Exercise 1: Neck Fortification

A fortified neck can act as a shock absorber during sparring, reducing the chances of head pain. Here's a simple exercise you can perform lying down:

a) Chin Lifts:

  • Lie flat on your back.

  • Slowly lift your chin towards the ceiling, keeping your head on the ground.

  • Hold for a couple of seconds, then relax.

  • Repeat for 10-15 repetitions.

Exercise 2: Side-to-Side Head Movement

Enhancing lateral head movement can help you dodge strikes effectively, a skill crucial in Boxing, Muay Thai, and MMA sparring.

a) Lateral Neck Flexion:

  • Lie flat on your back.

  • Gently move your head from side to side, attempting to touch your ears to the ground.

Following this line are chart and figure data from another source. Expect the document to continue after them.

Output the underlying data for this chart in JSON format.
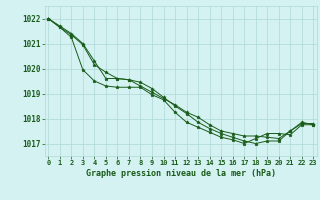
{
  "title": "Graphe pression niveau de la mer (hPa)",
  "x_labels": [
    "0",
    "1",
    "2",
    "3",
    "4",
    "5",
    "6",
    "7",
    "8",
    "9",
    "10",
    "11",
    "12",
    "13",
    "14",
    "15",
    "16",
    "17",
    "18",
    "19",
    "20",
    "21",
    "22",
    "23"
  ],
  "ylim": [
    1016.5,
    1022.5
  ],
  "yticks": [
    1017,
    1018,
    1019,
    1020,
    1021,
    1022
  ],
  "xlim": [
    -0.3,
    23.3
  ],
  "bg_color": "#d4f2f2",
  "grid_color": "#aed8d8",
  "line_color": "#1a5c1a",
  "series": [
    [
      1022.0,
      1021.7,
      1021.4,
      1021.0,
      1020.3,
      1019.6,
      1019.6,
      1019.55,
      1019.45,
      1019.2,
      1018.85,
      1018.5,
      1018.2,
      1017.85,
      1017.6,
      1017.4,
      1017.25,
      1017.1,
      1017.0,
      1017.1,
      1017.1,
      1017.5,
      1017.8,
      1017.8
    ],
    [
      1022.0,
      1021.65,
      1021.35,
      1020.95,
      1020.15,
      1019.85,
      1019.6,
      1019.55,
      1019.3,
      1019.05,
      1018.8,
      1018.55,
      1018.25,
      1018.05,
      1017.75,
      1017.5,
      1017.4,
      1017.3,
      1017.3,
      1017.25,
      1017.2,
      1017.5,
      1017.85,
      1017.75
    ],
    [
      1022.0,
      1021.65,
      1021.25,
      1019.95,
      1019.5,
      1019.3,
      1019.25,
      1019.25,
      1019.25,
      1018.95,
      1018.75,
      1018.25,
      1017.85,
      1017.65,
      1017.45,
      1017.25,
      1017.15,
      1017.0,
      1017.2,
      1017.4,
      1017.4,
      1017.35,
      1017.75,
      1017.75
    ]
  ]
}
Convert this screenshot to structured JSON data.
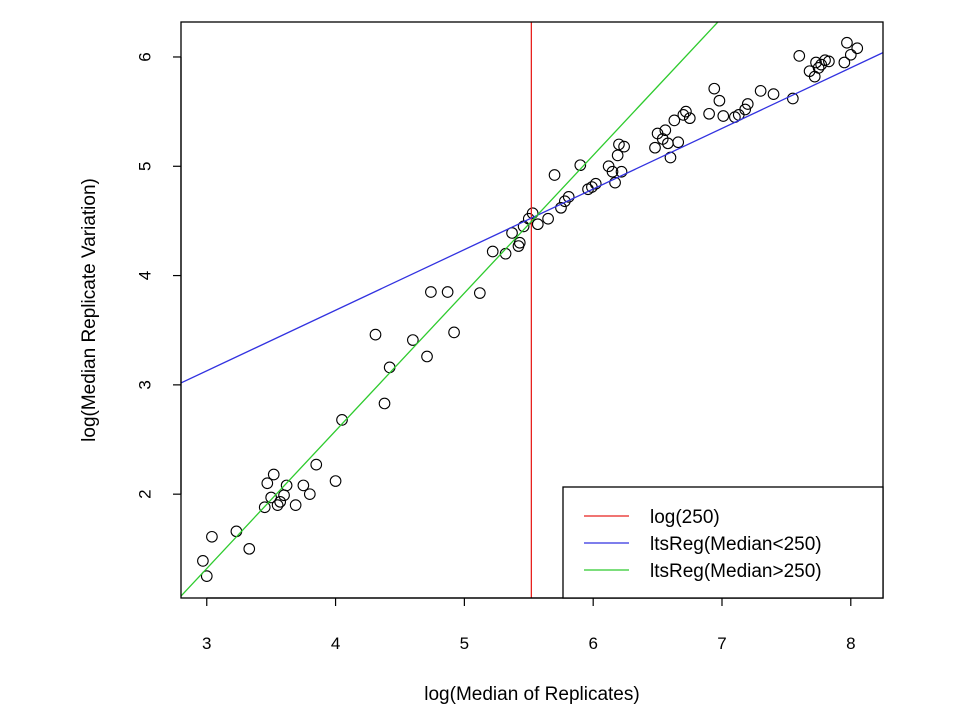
{
  "chart_data": {
    "type": "scatter",
    "title": "",
    "xlabel": "log(Median of Replicates)",
    "ylabel": "log(Median Replicate Variation)",
    "xlim": [
      2.8,
      8.25
    ],
    "ylim": [
      1.05,
      6.32
    ],
    "xticks": [
      3,
      4,
      5,
      6,
      7,
      8
    ],
    "yticks": [
      2,
      3,
      4,
      5,
      6
    ],
    "grid": false,
    "legend_position": "bottom-right",
    "points": {
      "x": [
        2.97,
        3.0,
        3.04,
        3.23,
        3.33,
        3.45,
        3.47,
        3.5,
        3.52,
        3.55,
        3.57,
        3.6,
        3.62,
        3.69,
        3.75,
        3.8,
        3.85,
        4.0,
        4.05,
        4.31,
        4.38,
        4.42,
        4.6,
        4.71,
        4.74,
        4.87,
        4.92,
        5.12,
        5.22,
        5.32,
        5.37,
        5.42,
        5.43,
        5.46,
        5.5,
        5.53,
        5.57,
        5.65,
        5.7,
        5.75,
        5.78,
        5.81,
        5.9,
        5.96,
        5.99,
        6.02,
        6.12,
        6.15,
        6.17,
        6.19,
        6.2,
        6.22,
        6.24,
        6.48,
        6.5,
        6.54,
        6.56,
        6.58,
        6.6,
        6.63,
        6.66,
        6.7,
        6.72,
        6.75,
        6.9,
        6.94,
        6.98,
        7.01,
        7.1,
        7.13,
        7.18,
        7.2,
        7.3,
        7.4,
        7.55,
        7.6,
        7.68,
        7.72,
        7.73,
        7.75,
        7.77,
        7.8,
        7.83,
        7.95,
        7.97,
        8.0,
        8.05
      ],
      "y": [
        1.39,
        1.25,
        1.61,
        1.66,
        1.5,
        1.88,
        2.1,
        1.97,
        2.18,
        1.9,
        1.93,
        1.99,
        2.08,
        1.9,
        2.08,
        2.0,
        2.27,
        2.12,
        2.68,
        3.46,
        2.83,
        3.16,
        3.41,
        3.26,
        3.85,
        3.85,
        3.48,
        3.84,
        4.22,
        4.2,
        4.39,
        4.27,
        4.3,
        4.45,
        4.52,
        4.57,
        4.47,
        4.52,
        4.92,
        4.62,
        4.68,
        4.72,
        5.01,
        4.79,
        4.81,
        4.84,
        5.0,
        4.95,
        4.85,
        5.1,
        5.2,
        4.95,
        5.18,
        5.17,
        5.3,
        5.25,
        5.33,
        5.21,
        5.08,
        5.42,
        5.22,
        5.47,
        5.5,
        5.44,
        5.48,
        5.71,
        5.6,
        5.46,
        5.45,
        5.47,
        5.52,
        5.57,
        5.69,
        5.66,
        5.62,
        6.01,
        5.87,
        5.82,
        5.95,
        5.9,
        5.93,
        5.97,
        5.96,
        5.95,
        6.13,
        6.02,
        6.08
      ]
    },
    "lines": [
      {
        "label": "log(250)",
        "type": "vline",
        "x": 5.52,
        "color": "#e8211e"
      },
      {
        "label": "ltsReg(Median<250)",
        "type": "abline",
        "intercept": 1.465,
        "slope": 0.5545,
        "color": "#3232e0"
      },
      {
        "label": "ltsReg(Median>250)",
        "type": "abline",
        "intercept": -2.46,
        "slope": 1.26,
        "color": "#2ecb2e"
      }
    ],
    "colors": {
      "points": "#000000",
      "axis": "#000000",
      "background": "#ffffff"
    }
  }
}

  • Perform this movement for 10-15 repetitions on each side.

These exercises are a quick and efficient way to bolster your neck strength and head movement, essential for reducing head pain during sparring. Whether you are into Boxing, Muay Thai, MMA, or just looking to improve your fitness, practicing these exercises regularly at Tulum Fight Club can significantly enhance your sparring experience. So, make these exercises a part of your routine and keep your head in the game!